I have the following grammar:

rule: 'aaa' | 'a' 'a';

It can successfully parse the string 'aaa', but it fails to parse 'aa' with the following error:

line 1:2 mismatched character '<EOF>' expecting 'a'

FYI, it is the lexer's problem not the parser's because I don't even call the parser. The main function looks like:

@members {
  public static void main(String[] args) throws Exception {
    RecipeLexer lexer = new RecipeLexer(new ANTLRInputStream(System.in));
    for (Token t = lexer.nextToken(); t.getType() != EOF; t = lexer.nextToken())
      System.out.println(t.getType());
  }
}

The result is the same with the more obvious version:

rule: AAA | A A;
AAA: 'aaa';
A: 'a';

Obviously the ANTLR lexer tries to match the input 'aa' with the rule AAA which fails. Apart from that ANTLR is an LL(*) parser or whatever, the lexer should work separately from the parser and it should be able to resolve ambiguity. The grammar works fine with the good old lex(or flex) but it doesn't seem with ANTLR. So what is the problem here?

Thanks for the help!

1
How are the tokens defined in your lexer? Looks to me that the lexer is preferring to match for a instead of aaa given a single a as input. - Dervall
@Dervall The token file looks like: A=4 AAA=5 It prefers aaa to a. And it can parse aaa and a but not aa. - K J
@AustinHenley: Yes, it is greedy in the sense that it prefers longer tokens when there are multiple choices. But with the input 'aa', 'aaa' is not even a possible choice. - K J
Check out this incredibly detailed yet easy to follow page: wincent.com/wiki/ANTLR_lexers_in_depth. It helped me a lot to understand the ANTLR Lexer quirks. Especially the ".+ and .* default to non-greedy behaviour" is quite surprising! - TFuto

1 Answers

6
votes

ANTLR's generated parsers are (or can be) LL(*), not its lexers.

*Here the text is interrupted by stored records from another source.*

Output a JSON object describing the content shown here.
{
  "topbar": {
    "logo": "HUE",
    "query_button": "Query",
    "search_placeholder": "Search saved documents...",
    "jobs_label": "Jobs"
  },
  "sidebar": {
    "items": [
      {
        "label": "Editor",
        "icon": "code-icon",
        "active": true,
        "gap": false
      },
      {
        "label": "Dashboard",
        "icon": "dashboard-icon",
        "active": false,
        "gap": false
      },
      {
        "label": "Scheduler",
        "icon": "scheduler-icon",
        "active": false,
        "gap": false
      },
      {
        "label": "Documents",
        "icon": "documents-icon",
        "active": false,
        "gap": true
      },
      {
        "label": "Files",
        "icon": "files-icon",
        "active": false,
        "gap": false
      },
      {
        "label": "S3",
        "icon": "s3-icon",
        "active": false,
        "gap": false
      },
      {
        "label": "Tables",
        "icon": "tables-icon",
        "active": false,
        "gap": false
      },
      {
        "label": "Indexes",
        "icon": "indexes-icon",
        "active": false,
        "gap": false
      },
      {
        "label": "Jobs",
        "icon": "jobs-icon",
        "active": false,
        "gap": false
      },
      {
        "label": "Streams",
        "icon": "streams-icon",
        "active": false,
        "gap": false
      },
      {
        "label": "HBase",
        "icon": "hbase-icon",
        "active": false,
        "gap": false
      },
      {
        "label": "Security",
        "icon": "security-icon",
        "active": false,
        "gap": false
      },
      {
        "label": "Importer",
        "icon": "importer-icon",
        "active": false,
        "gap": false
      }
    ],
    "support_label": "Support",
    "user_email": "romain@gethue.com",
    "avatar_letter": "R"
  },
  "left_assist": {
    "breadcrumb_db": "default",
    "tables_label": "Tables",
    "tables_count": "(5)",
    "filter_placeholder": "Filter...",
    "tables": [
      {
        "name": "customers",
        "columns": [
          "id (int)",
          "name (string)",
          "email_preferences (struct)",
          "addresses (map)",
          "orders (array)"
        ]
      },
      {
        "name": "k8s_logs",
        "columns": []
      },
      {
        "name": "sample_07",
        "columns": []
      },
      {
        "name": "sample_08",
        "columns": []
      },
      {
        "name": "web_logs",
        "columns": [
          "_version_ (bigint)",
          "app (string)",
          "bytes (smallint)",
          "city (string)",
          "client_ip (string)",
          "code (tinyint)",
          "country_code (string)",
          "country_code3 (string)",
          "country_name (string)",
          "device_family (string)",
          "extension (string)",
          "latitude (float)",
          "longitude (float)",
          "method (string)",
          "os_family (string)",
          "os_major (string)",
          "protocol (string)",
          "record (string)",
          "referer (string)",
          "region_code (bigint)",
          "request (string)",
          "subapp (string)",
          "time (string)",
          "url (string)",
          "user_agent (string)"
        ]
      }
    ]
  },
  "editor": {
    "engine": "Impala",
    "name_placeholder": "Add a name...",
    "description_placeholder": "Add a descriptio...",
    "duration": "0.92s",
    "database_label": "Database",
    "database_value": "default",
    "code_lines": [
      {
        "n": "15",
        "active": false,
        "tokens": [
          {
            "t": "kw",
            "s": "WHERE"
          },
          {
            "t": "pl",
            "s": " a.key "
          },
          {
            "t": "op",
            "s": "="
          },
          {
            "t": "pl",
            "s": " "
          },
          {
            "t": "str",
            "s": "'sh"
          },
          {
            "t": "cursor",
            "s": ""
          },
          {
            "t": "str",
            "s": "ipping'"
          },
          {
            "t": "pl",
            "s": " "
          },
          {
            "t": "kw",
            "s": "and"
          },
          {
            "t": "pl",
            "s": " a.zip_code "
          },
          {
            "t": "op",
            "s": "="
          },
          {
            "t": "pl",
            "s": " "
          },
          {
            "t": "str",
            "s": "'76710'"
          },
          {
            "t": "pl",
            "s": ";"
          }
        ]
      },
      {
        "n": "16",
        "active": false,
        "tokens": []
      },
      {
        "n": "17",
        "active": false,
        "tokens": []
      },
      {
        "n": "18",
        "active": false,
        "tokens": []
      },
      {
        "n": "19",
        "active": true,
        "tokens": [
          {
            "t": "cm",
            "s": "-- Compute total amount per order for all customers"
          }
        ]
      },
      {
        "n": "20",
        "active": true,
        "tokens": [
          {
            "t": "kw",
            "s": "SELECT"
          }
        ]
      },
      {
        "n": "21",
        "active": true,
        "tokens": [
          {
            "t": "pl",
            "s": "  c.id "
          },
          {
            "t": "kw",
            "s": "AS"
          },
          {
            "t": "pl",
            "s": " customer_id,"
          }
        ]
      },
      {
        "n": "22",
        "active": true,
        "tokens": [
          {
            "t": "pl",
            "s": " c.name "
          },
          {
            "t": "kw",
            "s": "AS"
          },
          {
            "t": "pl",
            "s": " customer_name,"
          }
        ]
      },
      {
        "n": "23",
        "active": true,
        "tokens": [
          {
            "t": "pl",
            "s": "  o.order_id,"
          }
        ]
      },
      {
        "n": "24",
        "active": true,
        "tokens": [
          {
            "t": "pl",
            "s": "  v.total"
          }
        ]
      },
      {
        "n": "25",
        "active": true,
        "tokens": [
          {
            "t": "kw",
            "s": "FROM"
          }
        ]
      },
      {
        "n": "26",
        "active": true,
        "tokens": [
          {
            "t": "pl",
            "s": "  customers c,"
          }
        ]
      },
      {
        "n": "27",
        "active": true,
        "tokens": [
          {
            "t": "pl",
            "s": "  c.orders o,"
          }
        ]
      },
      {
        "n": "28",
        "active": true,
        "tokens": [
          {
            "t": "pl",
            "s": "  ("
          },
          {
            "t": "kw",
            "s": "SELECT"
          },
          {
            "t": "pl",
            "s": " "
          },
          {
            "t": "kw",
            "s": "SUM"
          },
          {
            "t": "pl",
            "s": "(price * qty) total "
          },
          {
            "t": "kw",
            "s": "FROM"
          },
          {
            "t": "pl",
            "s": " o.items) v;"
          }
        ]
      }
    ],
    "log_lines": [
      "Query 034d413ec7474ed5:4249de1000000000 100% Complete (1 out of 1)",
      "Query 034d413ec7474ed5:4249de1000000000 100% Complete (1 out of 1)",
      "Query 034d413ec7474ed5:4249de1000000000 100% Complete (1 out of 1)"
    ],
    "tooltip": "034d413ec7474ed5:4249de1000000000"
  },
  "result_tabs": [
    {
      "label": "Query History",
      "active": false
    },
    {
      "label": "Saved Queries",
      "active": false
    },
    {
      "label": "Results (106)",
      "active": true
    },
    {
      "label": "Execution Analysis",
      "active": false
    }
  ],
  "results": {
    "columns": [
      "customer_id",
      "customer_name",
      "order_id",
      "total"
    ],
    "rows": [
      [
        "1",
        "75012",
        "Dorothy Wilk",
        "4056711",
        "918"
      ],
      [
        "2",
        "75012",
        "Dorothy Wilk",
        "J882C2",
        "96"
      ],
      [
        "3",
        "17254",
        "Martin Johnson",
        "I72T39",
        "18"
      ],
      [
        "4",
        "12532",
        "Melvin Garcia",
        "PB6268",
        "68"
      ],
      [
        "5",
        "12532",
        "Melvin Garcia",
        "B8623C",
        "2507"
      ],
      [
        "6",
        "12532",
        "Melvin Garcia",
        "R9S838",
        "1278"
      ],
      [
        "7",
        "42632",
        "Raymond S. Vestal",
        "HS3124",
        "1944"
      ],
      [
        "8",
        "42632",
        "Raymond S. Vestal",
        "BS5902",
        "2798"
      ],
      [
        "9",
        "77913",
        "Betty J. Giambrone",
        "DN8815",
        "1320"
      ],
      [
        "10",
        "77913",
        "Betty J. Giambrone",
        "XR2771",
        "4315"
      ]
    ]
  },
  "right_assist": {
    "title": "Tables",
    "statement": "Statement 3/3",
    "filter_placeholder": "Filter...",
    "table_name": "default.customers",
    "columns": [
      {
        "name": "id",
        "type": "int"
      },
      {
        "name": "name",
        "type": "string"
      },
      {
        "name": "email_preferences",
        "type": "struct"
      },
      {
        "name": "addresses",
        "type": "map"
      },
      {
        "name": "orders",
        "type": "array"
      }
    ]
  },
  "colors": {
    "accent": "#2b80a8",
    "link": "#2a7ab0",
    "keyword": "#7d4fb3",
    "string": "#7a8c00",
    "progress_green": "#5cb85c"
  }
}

When the lexer sees the input "aa", it tries to match token AAA. When it fails to do so, it tries to match any other token that also matches "aa" (the lexer does not backtrack to match A!). Since this is not possible, an error is produced.

This is usually not a problem, since in practice, there's often some sort of identifier rule "aa" can fall back to. So, what actual problem are you trying solve, or were you only curious of the inner workings? If it's the first, please edit your question and describe your actual problem.